И мне с подмывающей силой, как Буби на месте моем, как ребенку, раскаляющим жжением в руке захотелось… ткнуть ему пальцем в нос, как в мясистую кнопку, – сделать то, что не вышло у Клауса месяц назад, не убить, а проткнуть его пальцем, колупнуть штукатурку, чтоб у всех на глазах наконец-то обнажилось нутро, чтобы поняли все, что он нам не отец и что я никогда не был сыном ему.
– Да, мой фюрер, – сказал я, как если бы взрослые, санитары, врачи научили поддакивать, скармливать вместе с манною кашей в беззубые челюсти: «Мы тебя не оставим, отец», подвели, подтащили меня к подыхающему: «Ну давай же, недолго осталось, подойди к нему, ну! Надо же проявить уважение, сколько он для тебя всего сделал; вспомни, сколько игрушек, самолетов тебе покупал, ну чего тебе, трудно?»
Я получил брильянты к Ritterkreuz, и после награждения мы двинулись «разделить с нашим фюрером скромную трапезу». С намокшими от человечности, сердечного тепла вождя признательно-собачьими глазами мы расселись за длинным дубовым столом и смотрели на то, как отборные белокурые девушки в национальных костюмах подают нам простые, «народные» блюда: жаркое из свинины, кровяную колбасу, в гусином жире жаренный картофель и, конечно, неотвратимую тушеную капусту.
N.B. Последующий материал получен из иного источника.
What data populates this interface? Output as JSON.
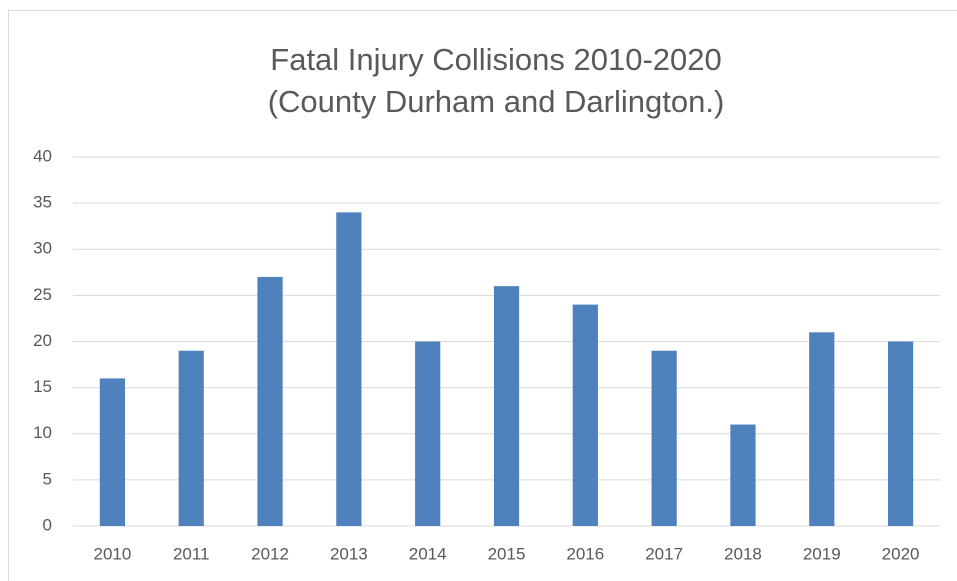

Фюрер, кажется, повиновался своему представлению о том, как надлежит обращаться с витальными молодыми героями, и держался с какой-то заискивающей фамильярностью, поощряя веселое наше нахальство и пытаясь шутить. Это несколько дисгармонировало с его чечевичным бифштексом и тем, как он в нем ковырялся. Он расспрашивал нас о невестах и женах, о детях, о том, как давно мы не виделись с ними… Спросил и меня. Ох уж мне этот животноводческий пунктик всех наших наставников: «Как?! Вы еще не женаты?» Кровь с молоком, желтоволосое и белозубое семейство, как на рекламах консервированных сливок от «Нестле» и сухих супов «Магги», было их идеалом.